Three days after the President's questionable - and legally controversial - appearance, the Constitutional Court issued its first ruling on the President's remarks. And it was a tough one: Milanović may not run for a seat in parliament as President of the Republic, participate in the election campaign or be considered by individual parties as a possible candidate for the position of head of government. It is therefore to be feared that Milanović has made himself the main topic of the election campaign with his blustering instead of addressing the government's corruption as planned.

The course of the election campaign will show whether Croatian voters have had enough of the HDZ and Prime Minister Plenković. But, whether Milanović of all people, should he somehow become prime minister, will be able to steer the boat into calmer waters is another matter. The fundamental decision between two alpha males, and not the discussion of substantive issues, could determine not only the outcome of the parliamentary elections on 17 April, but also that of the European elections on 9 June and the presidential elections in December.

The outlook: bright to cloudy

According to the latest polls, the national-conservative HDZ would receive around 25-30% of the vote, the social-democratic SDP 20-25%. They are joined by three very different parties whose performance could tip the scales: the right-wing populist "Most" ("Bridge"), the green party "Možemo!" ("We can do it!") and the xenophobic "Domovinski pokret" ("Homeland Movement"). All of them are around eight percentage points ahead of the election, but all fear being crushed in a duel between president and prime minister. However, all three parties are united by great animosity towards the HDZ, albeit from completely different ideological directions.

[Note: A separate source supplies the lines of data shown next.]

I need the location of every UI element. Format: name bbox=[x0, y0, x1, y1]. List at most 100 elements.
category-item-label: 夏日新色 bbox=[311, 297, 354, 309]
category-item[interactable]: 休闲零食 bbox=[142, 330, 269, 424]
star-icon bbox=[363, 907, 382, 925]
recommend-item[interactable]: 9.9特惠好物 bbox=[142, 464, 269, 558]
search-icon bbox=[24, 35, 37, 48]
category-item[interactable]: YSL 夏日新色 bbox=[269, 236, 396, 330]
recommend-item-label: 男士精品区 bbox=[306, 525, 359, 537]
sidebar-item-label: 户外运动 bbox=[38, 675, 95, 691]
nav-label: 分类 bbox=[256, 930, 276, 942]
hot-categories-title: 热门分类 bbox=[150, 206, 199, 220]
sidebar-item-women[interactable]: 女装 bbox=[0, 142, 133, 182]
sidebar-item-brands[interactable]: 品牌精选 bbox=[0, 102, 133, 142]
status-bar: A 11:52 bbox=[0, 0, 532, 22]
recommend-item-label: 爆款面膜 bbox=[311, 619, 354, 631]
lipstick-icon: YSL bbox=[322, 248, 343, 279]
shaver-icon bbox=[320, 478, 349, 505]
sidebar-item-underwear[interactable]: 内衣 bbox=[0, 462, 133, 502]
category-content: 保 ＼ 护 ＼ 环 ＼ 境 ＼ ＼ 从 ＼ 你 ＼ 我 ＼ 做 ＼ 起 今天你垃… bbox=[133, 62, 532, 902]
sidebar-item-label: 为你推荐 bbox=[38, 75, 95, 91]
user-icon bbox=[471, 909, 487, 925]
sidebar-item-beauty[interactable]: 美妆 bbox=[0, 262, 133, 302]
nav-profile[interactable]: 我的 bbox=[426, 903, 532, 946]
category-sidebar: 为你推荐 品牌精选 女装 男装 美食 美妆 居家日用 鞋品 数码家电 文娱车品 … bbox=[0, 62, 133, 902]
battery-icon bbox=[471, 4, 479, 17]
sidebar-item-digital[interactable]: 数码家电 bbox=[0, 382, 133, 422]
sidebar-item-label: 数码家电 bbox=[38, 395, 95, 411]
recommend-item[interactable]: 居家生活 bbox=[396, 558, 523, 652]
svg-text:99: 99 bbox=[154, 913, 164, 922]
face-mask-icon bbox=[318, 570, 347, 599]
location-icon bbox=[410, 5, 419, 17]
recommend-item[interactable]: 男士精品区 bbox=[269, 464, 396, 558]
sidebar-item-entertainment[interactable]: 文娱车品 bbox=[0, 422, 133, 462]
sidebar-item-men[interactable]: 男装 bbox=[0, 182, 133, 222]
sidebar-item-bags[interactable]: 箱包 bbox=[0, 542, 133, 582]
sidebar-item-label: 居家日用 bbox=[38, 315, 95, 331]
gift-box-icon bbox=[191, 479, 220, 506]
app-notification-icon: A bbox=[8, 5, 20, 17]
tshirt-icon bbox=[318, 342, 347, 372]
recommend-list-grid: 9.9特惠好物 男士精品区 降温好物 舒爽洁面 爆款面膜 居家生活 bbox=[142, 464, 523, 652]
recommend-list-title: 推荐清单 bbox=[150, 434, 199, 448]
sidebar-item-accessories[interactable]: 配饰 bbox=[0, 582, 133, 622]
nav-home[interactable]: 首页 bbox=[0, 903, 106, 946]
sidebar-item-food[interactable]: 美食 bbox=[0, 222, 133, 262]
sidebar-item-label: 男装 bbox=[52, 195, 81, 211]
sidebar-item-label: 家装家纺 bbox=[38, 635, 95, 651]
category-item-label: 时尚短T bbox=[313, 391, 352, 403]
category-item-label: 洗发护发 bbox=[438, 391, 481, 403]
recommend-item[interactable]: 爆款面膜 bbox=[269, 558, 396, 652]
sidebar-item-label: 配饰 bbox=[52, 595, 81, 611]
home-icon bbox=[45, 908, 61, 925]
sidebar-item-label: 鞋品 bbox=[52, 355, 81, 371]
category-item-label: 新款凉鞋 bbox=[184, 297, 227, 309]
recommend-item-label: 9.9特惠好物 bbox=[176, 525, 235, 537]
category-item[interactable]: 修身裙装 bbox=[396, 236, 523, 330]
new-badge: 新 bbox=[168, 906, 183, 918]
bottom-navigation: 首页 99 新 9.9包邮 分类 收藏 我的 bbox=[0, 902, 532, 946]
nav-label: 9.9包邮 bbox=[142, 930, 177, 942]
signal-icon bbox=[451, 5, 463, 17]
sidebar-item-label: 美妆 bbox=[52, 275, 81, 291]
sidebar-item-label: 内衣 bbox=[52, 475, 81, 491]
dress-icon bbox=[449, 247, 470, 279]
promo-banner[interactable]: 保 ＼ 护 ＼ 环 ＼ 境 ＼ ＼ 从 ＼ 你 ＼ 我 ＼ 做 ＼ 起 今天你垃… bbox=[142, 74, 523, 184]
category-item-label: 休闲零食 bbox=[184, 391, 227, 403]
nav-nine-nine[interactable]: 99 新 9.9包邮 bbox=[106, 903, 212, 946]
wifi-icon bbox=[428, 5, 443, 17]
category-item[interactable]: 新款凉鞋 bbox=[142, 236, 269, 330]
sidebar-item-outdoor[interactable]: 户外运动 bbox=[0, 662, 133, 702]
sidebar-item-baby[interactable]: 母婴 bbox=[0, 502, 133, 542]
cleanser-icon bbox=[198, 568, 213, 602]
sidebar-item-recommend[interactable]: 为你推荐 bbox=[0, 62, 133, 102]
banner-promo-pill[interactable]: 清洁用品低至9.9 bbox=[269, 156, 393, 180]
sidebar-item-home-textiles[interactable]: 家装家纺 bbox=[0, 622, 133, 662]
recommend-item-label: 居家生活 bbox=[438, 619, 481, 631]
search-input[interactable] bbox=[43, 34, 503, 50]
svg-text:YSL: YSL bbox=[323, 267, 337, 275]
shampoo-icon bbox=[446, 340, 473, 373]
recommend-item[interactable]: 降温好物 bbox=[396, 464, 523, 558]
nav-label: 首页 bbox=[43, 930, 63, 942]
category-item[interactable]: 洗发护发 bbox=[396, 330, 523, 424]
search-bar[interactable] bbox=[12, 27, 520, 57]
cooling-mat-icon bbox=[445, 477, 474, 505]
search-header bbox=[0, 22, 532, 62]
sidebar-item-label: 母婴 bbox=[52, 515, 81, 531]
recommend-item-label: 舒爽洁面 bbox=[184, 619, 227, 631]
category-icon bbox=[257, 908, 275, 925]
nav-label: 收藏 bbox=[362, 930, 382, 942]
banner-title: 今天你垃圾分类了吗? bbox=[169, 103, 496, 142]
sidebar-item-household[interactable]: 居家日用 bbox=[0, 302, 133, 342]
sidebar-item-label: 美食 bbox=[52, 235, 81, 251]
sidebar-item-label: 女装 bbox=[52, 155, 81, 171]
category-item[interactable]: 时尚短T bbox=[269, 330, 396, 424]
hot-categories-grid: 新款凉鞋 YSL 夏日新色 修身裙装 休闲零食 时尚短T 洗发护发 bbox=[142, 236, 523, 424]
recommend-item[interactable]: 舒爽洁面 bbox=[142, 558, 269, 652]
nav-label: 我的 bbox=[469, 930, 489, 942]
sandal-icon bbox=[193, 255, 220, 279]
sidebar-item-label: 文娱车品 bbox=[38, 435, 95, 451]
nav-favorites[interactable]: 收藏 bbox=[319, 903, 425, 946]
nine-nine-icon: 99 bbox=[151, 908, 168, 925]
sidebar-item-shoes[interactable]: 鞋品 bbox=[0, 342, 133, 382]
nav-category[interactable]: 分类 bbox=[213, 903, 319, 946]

Despite all this, President Milanović believes that he will be able to perform a balancing act between his social democratic SDP, the Greens of "Možemo" and the far right in order to oust the HDZ and its incumbent Prime Minister Plenković from power. However, it is unclear exactly how these very different parties will govern together. Quite the populist that he is, President Milanović quoted a well-known Croatian song lyric, according to which "in spring the rivers of justice shall flow again".

Despite a favorable economic development, the HDZ repeatedly found itself on the defensive during the legislative period, mainly due to the corruption issues. Since Plenković took office as prime minister, around thirty ministers have had to resign from their posts, in the vast majority of cases due to corruption. Two "blunders" by Plenković recently reinforced the negative public impression: firstly, a judge with proven links to the criminal milieu was elected Attorney General with HDZ votes. Shortly after this incident, Prime Minister Plenković got into a dispute with the European Public Prosecutor's Office (EPPO), which he had denied the authority to investigate the alleged misappropriation of European funds in Croatia - thus damaging his reputation among his European partners.

And the liberals?

Unfortunately, Croatia's various liberal parties are also appearing in different camps in these elections: the Istrian IDS and the "Focus" party formed their own pre-election coalition with smaller centrist parties, while the "Centar" party, which is strong in Dalmatia, is part of a coalition led by the SDP. The liberal-conservative HSLS, in turn, agreed to form a coalition with the HDZ, as it did in 2016 and 2020. It is to be feared that the liberals will not be able to sharpen any of their various profiles in this way.

It would be considered a success if the still young Croatian democracy were to overcome its teething troubles - this year in the form of a highly polarizing campaign and an errant president who does not respect the constitution. This would not only secure Croatia's future as a reasonably stable EU member, but also lay the foundations for a more productive role for the country in the accession negotiations with the other Western Balkan states.